Getting on his low horse

The ranch owner approached us, towing a reluctant Smart Car of a horse behind her.

“Here's your pony,” she said, handing the lead rope to my wife, Kara.

Kara clenched the rope as if the pony might make a dash for freedom, though as the animal stood there, head down, it appeared that it hadn’t dashed anywhere since Roy Rogers was in training spurs.

“You can go ahead and put him on,” the woman said, motioning toward our son, Evan.

“Doesn't he need a helmet first?” Kara asked.

The ranch lady was old school.  She didn’t realize that parents these days like to put helmets on their kids if they're doing anything more dangerous than consuming McNuggets.

“We’ll get a helmet at the barn.  You’ll have to put him on the pony yourself.  I broke my ribs a few weeks ago,” she said.  She didn’t go into further detail, and I wasn’t going to pry.  Fortunately, the pony didn’t seem to have been involved in the rib mishap.  We would have wanted details if the woman had broken a shin.

I plunked Evan into the saddle and he gripped the horn tightly.  Joy spread across his face as he realized his lifelong (and also relatively recent) dream of riding a horsie.
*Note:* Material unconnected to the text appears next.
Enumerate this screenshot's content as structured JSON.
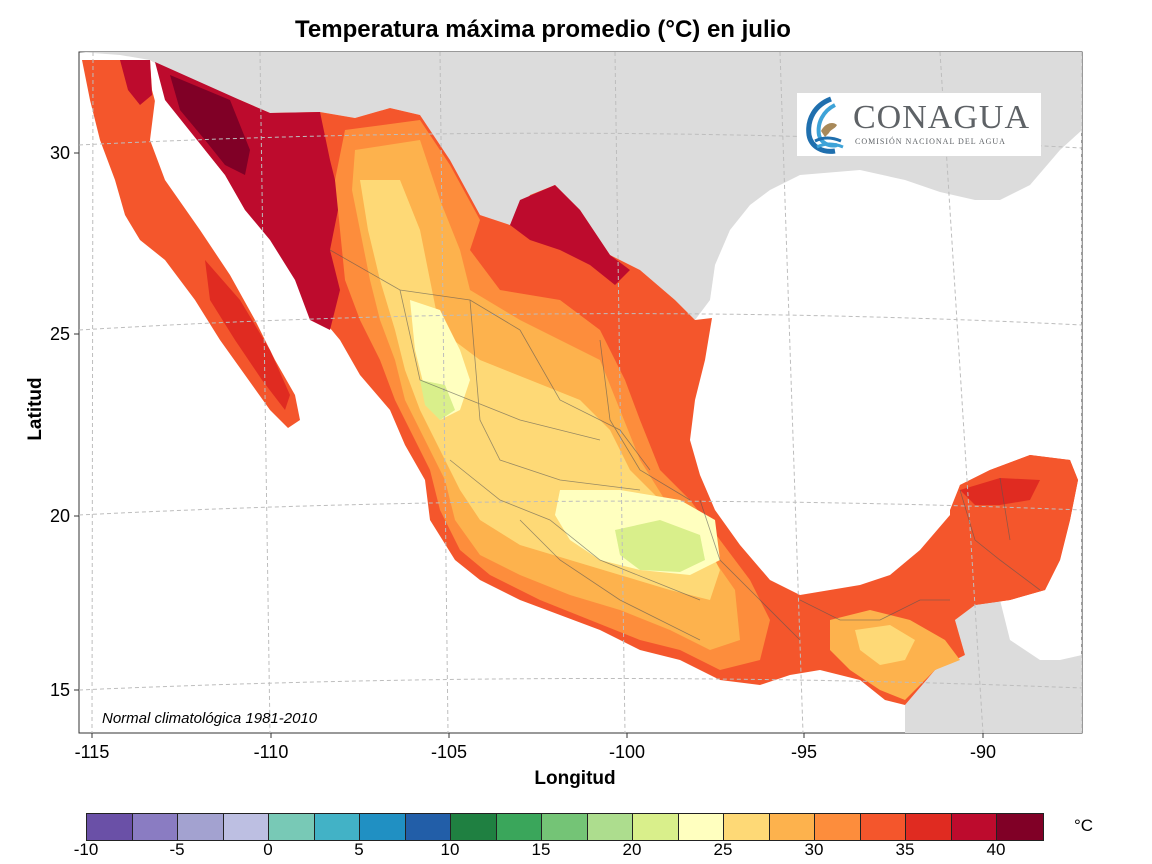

Nitpickers might point out that a pony is not a horsie.  Horses and ponies are members of the equine family, but they’re not the same thing.  To these people, I say: Give me some credit for understanding that a pony is not just a baby horse.  It took me at least twenty-five years to get that.

“What’s the pony’s name?” Kara asked, hoping to help Evan strengthen his bond with Buttercup or Moonbeam or Elmer.  

“Oh, you would ask me that,” the lady replied, as if Kara had just asked her something totally off-the-wall, like how to calculate the volume of a triangular prism, or why the light bulbs at Outback Steakhouse are pink.

Another moment passed as she stared at the pony and tried to call up a name.  Then she said exactly what you want to hear from the person to whom you’ve just entrusted the safety of your three-year-old: “Honestly, I took so many codeine this morning, I couldn’t tell you my grandkids’ names.”

We didn’t speak again until Evan had his helmet on.

“You can go wherever you want,” the woman said, motioning toward the barn and pastures.  Then she walked away, and we never saw her again.  Wherever she is, I hope she found what she was looking for.  Probably more codeine.

So Evan rode through the pasture on a horse with no name.  Kara and I took turns leading the pony, and Grandma and Grandpa would cheer every time Evan rode past.  His huge smiles more than paid for our afternoon trip to the country.

“Are you having fun, Evan?” I asked.  

“Daddy, you just stepped in it!” he answered.  I’d been trying to steer the conversation away from manure, but Evan wasn’t having any of it.  With so many horses wandering around the farm, Evan never ran out of conversation material.

“Look, we can go ride around those barrels over there,” I said.

“The horsie just stepped in it, too!” he replied.

For its part, the pony seemed rather indifferent to the whole affair -- Evan’s enthusiasm was only contagious to humans.  Every time we circled past the barn without going in, the pony let out a little sigh and trudged on.

After about thirty minutes in the saddle, our little cowpoke got tired.  We unsuccessfully scanned the horizon for our doped-up guide, then returned the pony to the nearest farmhand and headed home.

It was a special day, and we’ll always carry some of that farm with us.  Mostly on the bottom of my shoes.